В ту ночь я поклялся ей, что больше никуда не поеду. Через несколько дней опять уехал.
Когда мы были в Батурине, брат Николай говорил: – Жаль мне тебя от души! Рано ты поставил крест на себе!
Но никакого креста я на себе не чувствовал. Службу свою я опять считал случайностью, смотреть на себя как на женатого не мог. Одна мысль о жизни без нее привела бы меня теперь в ужас, но и возможность нашей вечной неразлучности вызывала недоумение: неужели и впрямь мы сошлись навсегда и так вот и будем жить до самой старости, будем, как все, иметь дом, детей? Последнее – дети, дом – представлялось мне особенно нестерпимым. – Вот мы с тобой повенчаемся, – говорила она, мечтая о будущем. – Все-таки я этого очень хочу и, потом, что может быть прекраснее венчания! У нас, может быть, будет ребенок… Разве ты не хотел бы?
Что-то сладко и таинственно сжимало мне сердце. Но я отшучивался: – «Бессмертные творят, смертные производят себе подобных». – А я? – спрашивала она. – Чем же я буду жить, когда пройдет наша любовь, молодость, и я стану больше не нужна тебе?
Это было очень грустно слушать, и я горячо говорил: – Никогда ничего не пройдет, никогда ты не перестанешь быть мне нужна!
Теперь уже я (как прежде, в Орле, она) хотел быть любимым и любить, оставаясь свободным и во всем первенствующим.
Да, больше всего трогала она меня в тот час, когда, заплетя на ночь косу, подходила ко мне поцеловать меня на прощанье, и я видел, насколько она, без каблуков, меньше меня, как она смотрит мне в глаза снизу вверх.
Сильнее всего я чувствовал к ней любовь в минуты выражения наибольшей преданности мне, отказа от себя, веры в мои права на какую-то особенность чувств и поступков.

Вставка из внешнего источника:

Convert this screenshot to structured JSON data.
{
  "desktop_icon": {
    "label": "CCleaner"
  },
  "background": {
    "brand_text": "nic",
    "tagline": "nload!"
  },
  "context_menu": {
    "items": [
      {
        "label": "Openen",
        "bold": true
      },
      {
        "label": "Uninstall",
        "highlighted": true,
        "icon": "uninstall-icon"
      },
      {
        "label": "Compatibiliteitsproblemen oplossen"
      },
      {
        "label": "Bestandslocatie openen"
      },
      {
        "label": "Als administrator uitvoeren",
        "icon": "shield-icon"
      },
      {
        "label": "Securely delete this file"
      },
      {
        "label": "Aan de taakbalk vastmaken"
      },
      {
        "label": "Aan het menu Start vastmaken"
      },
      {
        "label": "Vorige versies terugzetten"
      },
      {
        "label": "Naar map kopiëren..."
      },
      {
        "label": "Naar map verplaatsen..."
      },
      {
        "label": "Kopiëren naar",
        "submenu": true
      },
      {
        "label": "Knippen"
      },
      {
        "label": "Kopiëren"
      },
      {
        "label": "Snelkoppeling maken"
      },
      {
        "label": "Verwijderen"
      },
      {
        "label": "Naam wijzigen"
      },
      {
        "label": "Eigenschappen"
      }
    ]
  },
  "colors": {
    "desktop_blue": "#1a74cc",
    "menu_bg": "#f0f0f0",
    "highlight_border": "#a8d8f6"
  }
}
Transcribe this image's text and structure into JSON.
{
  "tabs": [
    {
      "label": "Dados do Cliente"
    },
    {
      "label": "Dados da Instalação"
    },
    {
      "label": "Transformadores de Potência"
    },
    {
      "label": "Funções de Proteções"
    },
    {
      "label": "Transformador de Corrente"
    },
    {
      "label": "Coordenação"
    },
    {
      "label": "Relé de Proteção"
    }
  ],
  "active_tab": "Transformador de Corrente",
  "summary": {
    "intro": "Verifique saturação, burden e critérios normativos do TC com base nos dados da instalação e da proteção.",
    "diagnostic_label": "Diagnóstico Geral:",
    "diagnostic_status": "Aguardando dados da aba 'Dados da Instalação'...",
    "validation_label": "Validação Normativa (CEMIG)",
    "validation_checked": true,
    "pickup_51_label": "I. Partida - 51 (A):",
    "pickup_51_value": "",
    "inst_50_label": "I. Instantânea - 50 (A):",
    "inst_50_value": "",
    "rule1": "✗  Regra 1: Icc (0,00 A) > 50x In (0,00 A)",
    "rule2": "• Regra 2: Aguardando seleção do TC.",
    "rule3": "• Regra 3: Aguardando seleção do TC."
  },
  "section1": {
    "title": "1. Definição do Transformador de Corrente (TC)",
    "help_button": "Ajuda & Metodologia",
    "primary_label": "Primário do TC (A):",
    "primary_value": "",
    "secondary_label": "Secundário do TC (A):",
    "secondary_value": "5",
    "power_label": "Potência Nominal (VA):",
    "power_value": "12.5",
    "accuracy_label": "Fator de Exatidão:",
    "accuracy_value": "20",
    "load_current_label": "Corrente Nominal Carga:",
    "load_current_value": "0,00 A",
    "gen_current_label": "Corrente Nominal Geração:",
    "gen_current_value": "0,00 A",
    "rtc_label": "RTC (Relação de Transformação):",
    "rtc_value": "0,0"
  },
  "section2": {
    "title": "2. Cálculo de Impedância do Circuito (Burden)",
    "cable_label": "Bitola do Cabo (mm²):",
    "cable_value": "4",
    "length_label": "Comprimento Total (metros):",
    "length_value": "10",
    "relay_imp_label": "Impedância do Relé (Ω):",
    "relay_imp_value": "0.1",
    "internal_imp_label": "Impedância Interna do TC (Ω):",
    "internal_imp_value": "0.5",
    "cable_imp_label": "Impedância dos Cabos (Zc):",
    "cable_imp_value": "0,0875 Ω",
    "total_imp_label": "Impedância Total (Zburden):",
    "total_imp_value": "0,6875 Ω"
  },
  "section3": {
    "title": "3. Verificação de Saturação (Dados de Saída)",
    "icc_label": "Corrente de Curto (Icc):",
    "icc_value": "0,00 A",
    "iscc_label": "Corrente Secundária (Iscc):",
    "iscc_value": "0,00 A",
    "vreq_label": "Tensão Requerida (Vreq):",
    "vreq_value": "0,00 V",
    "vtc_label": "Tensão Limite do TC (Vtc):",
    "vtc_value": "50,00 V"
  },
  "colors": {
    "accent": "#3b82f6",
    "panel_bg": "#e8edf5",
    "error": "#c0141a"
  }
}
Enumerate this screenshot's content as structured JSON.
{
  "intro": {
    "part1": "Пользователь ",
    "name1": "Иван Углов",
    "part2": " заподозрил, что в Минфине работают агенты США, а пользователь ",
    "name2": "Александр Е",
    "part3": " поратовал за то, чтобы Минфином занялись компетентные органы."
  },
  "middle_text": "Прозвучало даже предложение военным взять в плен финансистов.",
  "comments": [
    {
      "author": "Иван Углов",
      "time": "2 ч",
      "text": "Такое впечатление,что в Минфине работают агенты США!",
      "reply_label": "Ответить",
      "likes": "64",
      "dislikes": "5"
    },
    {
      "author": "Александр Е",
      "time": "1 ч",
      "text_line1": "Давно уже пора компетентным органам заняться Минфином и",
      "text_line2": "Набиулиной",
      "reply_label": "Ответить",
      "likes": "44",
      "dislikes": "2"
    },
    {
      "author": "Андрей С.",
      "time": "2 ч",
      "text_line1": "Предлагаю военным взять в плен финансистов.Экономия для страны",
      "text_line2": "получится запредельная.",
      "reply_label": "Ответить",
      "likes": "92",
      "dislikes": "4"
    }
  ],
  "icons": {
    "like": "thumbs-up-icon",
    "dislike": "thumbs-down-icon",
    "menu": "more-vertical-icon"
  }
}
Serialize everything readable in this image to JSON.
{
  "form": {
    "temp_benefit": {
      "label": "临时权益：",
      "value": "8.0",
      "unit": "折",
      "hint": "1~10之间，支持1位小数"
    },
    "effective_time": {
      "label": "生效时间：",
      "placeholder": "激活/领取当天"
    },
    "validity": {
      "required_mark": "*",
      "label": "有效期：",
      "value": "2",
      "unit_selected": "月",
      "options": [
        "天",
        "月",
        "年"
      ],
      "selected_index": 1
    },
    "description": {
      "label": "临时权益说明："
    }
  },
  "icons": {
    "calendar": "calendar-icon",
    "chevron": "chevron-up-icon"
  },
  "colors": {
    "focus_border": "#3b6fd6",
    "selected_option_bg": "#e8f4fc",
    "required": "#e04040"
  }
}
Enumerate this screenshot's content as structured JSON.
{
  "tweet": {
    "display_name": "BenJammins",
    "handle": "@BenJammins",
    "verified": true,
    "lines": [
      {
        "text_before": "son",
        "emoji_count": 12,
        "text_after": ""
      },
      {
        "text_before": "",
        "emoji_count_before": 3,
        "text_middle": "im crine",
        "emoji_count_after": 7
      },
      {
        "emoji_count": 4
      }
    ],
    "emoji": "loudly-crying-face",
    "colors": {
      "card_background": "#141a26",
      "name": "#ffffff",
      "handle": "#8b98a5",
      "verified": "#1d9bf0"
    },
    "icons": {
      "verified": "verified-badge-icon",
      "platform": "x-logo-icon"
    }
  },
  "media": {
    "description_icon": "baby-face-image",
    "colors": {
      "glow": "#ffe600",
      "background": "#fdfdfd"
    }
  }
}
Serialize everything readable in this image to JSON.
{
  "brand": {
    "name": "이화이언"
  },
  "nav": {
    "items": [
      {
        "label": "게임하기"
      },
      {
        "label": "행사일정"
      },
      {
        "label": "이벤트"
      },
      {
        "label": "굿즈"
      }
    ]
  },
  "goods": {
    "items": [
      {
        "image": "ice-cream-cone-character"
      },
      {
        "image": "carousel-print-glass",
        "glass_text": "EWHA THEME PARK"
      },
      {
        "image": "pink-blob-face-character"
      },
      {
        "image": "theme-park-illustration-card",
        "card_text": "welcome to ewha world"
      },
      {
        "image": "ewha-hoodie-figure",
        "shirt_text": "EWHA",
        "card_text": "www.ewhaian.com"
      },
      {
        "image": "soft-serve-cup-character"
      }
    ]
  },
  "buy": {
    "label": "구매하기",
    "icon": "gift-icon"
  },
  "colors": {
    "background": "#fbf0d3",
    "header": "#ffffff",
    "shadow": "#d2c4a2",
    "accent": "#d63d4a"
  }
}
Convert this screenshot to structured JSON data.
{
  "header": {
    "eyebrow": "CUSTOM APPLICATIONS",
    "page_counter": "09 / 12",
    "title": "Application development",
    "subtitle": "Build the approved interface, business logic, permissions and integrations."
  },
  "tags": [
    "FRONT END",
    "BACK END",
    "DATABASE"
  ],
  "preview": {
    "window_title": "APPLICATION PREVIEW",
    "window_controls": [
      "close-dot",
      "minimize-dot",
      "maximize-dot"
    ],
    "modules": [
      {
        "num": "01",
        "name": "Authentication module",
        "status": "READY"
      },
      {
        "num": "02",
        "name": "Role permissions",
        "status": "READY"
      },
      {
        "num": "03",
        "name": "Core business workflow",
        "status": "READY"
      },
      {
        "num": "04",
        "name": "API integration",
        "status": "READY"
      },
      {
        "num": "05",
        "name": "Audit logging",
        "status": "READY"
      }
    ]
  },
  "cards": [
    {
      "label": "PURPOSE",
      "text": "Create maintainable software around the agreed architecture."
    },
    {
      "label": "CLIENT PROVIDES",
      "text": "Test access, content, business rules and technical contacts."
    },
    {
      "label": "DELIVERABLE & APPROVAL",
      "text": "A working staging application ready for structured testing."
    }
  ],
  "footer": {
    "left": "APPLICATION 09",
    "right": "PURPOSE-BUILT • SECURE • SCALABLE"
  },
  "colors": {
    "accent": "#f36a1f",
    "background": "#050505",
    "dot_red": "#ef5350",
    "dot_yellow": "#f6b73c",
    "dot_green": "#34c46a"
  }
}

Мы часто вспоминали нашу зиму в Орле, то, как мы расстались там, как я уехал в Витебск, и я говорил: – Да, вот, Полоцк, что меня тянуло туда? С этим словом – Полоцк или, по-древнему, Полотьск – у меня давно соединилось предание о древнем киевском князе Всеславе, которое я где-то прочел еще в отрочестве: он был свергнут братом с престола, бежал «в темный край полочан» и доживал свой век «в скудной бедности», в схиме, в молитвах, в трудах и в «прельщениях памяти»: будто бы неизменно просыпался в предутренний час с «горькими и сладкими слезьми», с обманчивой мечтой, что он опять в Киеве, «на своем благоверном княжении» и что это не в Полоцке, а у Киевской Софии звонят к полунощнице.